I’ve been looking a lot recently at Drupal not just as an open source CMS, but as a viable enterprise level CMS. Despite my earlier misgivings I think Drupal has a lot going for it, and it may be that over the next couple of years it will become a much bigger force in the world of content management.
Months of searching for a really good open source CMS had never really come up with anything that would meet my needs:
- really easy for people to create and edit content
- great support, or at least a great user community I could turn to
- highly extendable by someone with sufficient coding expertise
- able to cope with lots of separate – but related – sites from just one installation
My first thought was Drupal. So simple, so lovely… but… but that’s just for small companies and society websites, right? OK, next!

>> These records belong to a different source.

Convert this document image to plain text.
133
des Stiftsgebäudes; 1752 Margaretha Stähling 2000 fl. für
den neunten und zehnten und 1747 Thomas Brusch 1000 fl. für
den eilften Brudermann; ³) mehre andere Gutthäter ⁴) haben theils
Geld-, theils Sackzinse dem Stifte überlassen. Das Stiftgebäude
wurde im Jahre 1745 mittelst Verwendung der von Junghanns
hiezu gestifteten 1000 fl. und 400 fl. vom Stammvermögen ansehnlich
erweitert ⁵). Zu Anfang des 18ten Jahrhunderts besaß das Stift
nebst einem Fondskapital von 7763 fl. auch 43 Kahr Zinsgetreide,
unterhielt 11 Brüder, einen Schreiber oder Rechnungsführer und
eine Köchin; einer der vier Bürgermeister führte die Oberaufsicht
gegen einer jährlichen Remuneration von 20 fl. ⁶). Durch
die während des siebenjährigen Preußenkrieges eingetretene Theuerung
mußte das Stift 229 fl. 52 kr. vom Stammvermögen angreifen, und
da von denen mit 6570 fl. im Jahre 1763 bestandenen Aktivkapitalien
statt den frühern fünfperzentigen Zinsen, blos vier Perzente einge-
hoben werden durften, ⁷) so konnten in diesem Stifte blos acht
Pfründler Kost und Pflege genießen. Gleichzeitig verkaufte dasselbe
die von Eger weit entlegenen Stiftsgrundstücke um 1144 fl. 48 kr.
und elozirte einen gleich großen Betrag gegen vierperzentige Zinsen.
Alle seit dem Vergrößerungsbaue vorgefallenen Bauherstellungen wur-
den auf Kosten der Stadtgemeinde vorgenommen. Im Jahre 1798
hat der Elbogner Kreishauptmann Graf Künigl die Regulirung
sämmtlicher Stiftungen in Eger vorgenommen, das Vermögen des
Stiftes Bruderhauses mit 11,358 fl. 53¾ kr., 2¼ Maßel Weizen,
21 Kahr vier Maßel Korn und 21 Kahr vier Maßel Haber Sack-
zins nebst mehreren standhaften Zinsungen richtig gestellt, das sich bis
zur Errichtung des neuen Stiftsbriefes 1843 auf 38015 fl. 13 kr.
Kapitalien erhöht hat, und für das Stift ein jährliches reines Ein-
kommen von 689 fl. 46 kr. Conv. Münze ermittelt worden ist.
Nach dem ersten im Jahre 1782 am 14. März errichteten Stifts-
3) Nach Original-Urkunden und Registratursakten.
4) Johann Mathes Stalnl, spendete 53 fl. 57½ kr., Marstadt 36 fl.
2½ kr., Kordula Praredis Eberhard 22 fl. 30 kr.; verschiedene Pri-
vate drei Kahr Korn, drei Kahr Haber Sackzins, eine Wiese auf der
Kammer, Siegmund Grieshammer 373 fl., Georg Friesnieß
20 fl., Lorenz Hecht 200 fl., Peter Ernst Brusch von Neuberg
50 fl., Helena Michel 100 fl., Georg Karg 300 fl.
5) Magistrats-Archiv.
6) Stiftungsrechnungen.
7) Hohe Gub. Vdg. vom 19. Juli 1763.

Then I found MySource Matrix (developed by Squiz, an Australian company) which did everything except point 2 (and sort of failed on points 3 and 4, but that’s another story). Then I found Alfresco, which is really a document management system. As you’d expect, it did everything except point 2 because for it, web pages are just another form of document.
I was running out of ideas. But actually, after I was forced to think about the total lack of open source enterprise CMS, I started to wonder whether I really needed all 5 of the above. Maybe I just needed the first 4, and having a massively integrated multi-site system is something which I could live without.
Hoorah! Epiphany! Yes, Drupal does do everything I want. As soon as you start to realise that, Drupal seems to fit the bill perfectly.
Even better, the more I looked at multi-site capabilities, the more I saw how Drupal does allow for this, albeit in a somewhat limited way compared with the really big, expensive commercial CMS. Don’t believe people when they say that Drupal can only do small sites. It can do far more than that. With a little imagination and tinkering around it can actually do a vast amount.
Delving deeper… I saw that there are now companies offering enterprise level SLAs for Drupal. Specifically, I found Acquia. It’s a company set up by the founder of Drupal himself – Dries Buytaert – to offer the kind of hand-holding that’s put people off Drupal in the past. OK, it’s a very new company with no track record. But the signs are good.
I think the moral to this story is: make sure you know what you’re looking for from a CMS. Don’t just assume you need the most expensive powerful beast out there. Don’t even assume you need something that fits in exactly with your organisational needs. Chances are that in most situations, your needs aren’t quite so written in stone as you might think.